Kepada Retno Sulistyowati, Khairul Anam, Putri Adityowati, dan Ghoida Rahmah dari Tempo, Hary menegaskan bahwa kondisi keuangan perusahaan sudah buruk ketika dia masuk. “Ada peninggalan shortfall Rp 5,7 triliun,” ujarnya di Jakarta, Kamis, 9 Januari lalu.
Anda dituding sebagai pihak yang paling bersalah dalam kasus Jiwasraya…
Ya, semula saya memilih diam, dan akan menjelaskannya kepada penegak hukum. Tapi serangan yang bertubi-tubi, tanpa ada satu pun yang membela, memaksa saya berbicara, membuka fakta.
Fakta apa?
Ada tiga kejadian penting. Pertama, kondisi keuangan yang memang sudah minus Rp 5,7 triliun di awal saya masuk perusahaan pada 2008. Untuk memenuhi modal minimum dibanding risiko yang ditanggung (risk-based capital/RBC) 120 persen, harus ada injeksi Rp 6,7 triliun. Lalu ada krisis ekonomi 2008 yang menyebabkan seluruh aset portofolio kami turun menjadi minus 60 persen.

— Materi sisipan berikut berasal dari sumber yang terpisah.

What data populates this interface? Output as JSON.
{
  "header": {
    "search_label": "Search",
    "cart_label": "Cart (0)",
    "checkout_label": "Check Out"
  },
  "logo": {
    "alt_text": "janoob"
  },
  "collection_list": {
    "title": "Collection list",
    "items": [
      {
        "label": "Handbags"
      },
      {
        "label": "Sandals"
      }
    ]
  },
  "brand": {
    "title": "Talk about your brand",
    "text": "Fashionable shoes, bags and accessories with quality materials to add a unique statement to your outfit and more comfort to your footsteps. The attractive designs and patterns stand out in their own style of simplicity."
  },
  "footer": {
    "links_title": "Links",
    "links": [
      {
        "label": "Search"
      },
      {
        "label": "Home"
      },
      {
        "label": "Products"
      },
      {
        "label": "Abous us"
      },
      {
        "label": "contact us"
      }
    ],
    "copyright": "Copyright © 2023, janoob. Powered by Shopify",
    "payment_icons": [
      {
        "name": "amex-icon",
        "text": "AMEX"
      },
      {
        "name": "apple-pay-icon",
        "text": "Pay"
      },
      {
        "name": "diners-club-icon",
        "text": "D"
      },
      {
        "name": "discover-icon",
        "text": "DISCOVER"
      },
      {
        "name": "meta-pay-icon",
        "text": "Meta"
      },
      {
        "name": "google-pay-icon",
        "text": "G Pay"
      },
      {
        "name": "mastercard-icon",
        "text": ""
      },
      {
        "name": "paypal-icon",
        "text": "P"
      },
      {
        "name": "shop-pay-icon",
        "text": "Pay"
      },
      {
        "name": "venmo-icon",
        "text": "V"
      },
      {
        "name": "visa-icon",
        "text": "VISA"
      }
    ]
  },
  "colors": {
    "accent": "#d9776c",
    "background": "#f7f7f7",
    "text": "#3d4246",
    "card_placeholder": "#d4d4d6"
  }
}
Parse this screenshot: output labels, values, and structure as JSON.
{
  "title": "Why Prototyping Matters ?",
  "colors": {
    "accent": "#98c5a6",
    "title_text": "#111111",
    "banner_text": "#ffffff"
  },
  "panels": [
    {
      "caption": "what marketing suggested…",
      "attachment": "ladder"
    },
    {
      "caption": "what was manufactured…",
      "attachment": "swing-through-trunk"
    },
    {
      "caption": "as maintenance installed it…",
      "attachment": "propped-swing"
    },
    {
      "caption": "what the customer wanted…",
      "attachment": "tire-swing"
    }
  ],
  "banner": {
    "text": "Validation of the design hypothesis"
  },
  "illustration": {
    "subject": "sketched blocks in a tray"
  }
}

Ketiga, saat melakukan revaluasi aset pada 2012, porsi investasi berubah menjadi 30 persen properti 70 persen produk market security, seperti deposito, saham, dan reksa dana. Masalahnya, porsi 30 persen itu hanya memberikan imbal balik 0,6 persen. Padahal yang diperlukan double digit.
Apa yang dilakukan manajemen dengan kondisi tersebut?
Saya harus mencari return berapa supaya RBC tetap terjaga. Jadi memang harus saya akui, mau enggak mau harus masuk ke portofolio lapis kedua (second liner) yang berisiko tinggi. Betul, itu yang diperiksa Badan Pemeriksa Keuangan. Demikian adanya. Saya butuh ganjel tadi. Mau diganjel pakai apa? Itu 2013, belum jualan produk Saving Plan lagi. Ketika itu, perusahaan untung dari hasil revaluasi aset.
Tapi keuntungannya dianggap semu, tidak seperti sebenarnya…
Okay, semu. Malah ada yang bilang itu indikasi laporan keuangan direkayasa. Sampai akhirnya kami jualan lagi. Itu ganjel karena memang enggak ada yang lain.
Mengapa dana justru ditempatkan di saham berkinerja buruk?
Pilihannya, dengan duit yang terbatas, adalah membeli saham papan atas yang butuh dana banyak tapi tidak memberikan return sebesar target atau membeli saham lapis kedua, yang berisiko, tapi harga tidak semahal saham blue chip, dan kemungkinan bisa memenuhi target imbal hasil. Intinya, perusahaan perlu imbal hasil (yield) tertentu sesuai dengan target.